Disputing Blog by Karl Bayer, Victoria VanBuren, and Holly Hayes
On Monday, the United States Supreme Court will hear oral argument in Oil States Energy Services, LLC v. Greene’s Energy Group, LLC, et al., No. 16-712. In the case, the nation’s highest court will consider whether the controversial process that is currently used by the United States Patent and Trademark Office to analyze the validity of and cancel existing patents is constitutional. Since the Leahy-Smith America Invents Act (“AIA”) was enacted in 2011, almost anyone may challenge the validity of a patent using an administrative process called inter partes review proceedings.
In the case that is now pending before the Supreme Court, Greene’s Energy Group filed a request for an inter partes review of two patent claims owned by Oil States Energy.

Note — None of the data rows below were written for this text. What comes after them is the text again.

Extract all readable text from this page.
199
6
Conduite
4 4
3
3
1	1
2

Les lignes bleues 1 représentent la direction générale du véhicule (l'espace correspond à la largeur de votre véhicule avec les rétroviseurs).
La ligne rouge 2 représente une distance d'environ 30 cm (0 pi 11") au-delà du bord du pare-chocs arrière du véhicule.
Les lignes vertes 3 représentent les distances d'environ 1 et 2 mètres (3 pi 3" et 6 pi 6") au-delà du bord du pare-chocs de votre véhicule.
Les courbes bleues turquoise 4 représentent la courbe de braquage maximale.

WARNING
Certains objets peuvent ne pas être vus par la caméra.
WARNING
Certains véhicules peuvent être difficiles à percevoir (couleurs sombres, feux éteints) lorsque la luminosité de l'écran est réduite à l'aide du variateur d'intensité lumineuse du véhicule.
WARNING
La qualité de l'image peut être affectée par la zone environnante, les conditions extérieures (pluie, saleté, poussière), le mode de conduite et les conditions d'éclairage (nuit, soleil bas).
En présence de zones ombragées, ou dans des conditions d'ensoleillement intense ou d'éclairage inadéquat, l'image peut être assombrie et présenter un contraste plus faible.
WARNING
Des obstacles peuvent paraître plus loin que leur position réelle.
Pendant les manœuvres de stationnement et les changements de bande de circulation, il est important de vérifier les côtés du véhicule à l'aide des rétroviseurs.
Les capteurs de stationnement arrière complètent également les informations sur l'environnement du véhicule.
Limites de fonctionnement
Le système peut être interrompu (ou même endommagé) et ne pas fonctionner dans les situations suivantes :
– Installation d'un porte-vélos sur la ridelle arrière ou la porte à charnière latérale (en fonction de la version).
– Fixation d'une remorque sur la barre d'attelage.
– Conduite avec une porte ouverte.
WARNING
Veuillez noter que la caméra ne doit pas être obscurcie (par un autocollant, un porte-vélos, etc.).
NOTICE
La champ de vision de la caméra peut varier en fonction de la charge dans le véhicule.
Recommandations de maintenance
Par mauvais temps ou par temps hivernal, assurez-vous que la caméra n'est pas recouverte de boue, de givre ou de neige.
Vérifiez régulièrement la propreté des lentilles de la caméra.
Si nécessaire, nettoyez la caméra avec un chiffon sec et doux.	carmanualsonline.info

After a Patent Trial and Appeal Board instituted a trial pursuant to 35 U.S.C. § 314(a), the Board found that the patent claims at issue were not patentable and denied Oil States Energy’s Motion to Amend.
In response, Oil States Energy filed an appeal with the United States Court of Appeals for the Federal Circuit. The appellate court affirmed the Board’s Final Written Decision and the company next sought review by the nation’s highest court.
Whether inter partes review – an adversarial process used by the Patent and Trademark Office (PTO) to analyze the validity of existing patents – violates the Constitution by extinguishing private property rights through a non-Article III forum without a jury.
Additional background regarding the case is available in a prior Disputing blog post.
The ramifications of the court’s decision will undoubtedly be far-reaching as over 7,700 inter partes review requests have been filed and more than 20,000 patent claims have reportedly been cancelled since the AIA was enacted. To further illustrate its importance, almost 60 amicus briefs from a variety of individuals and organizations were filed in the case.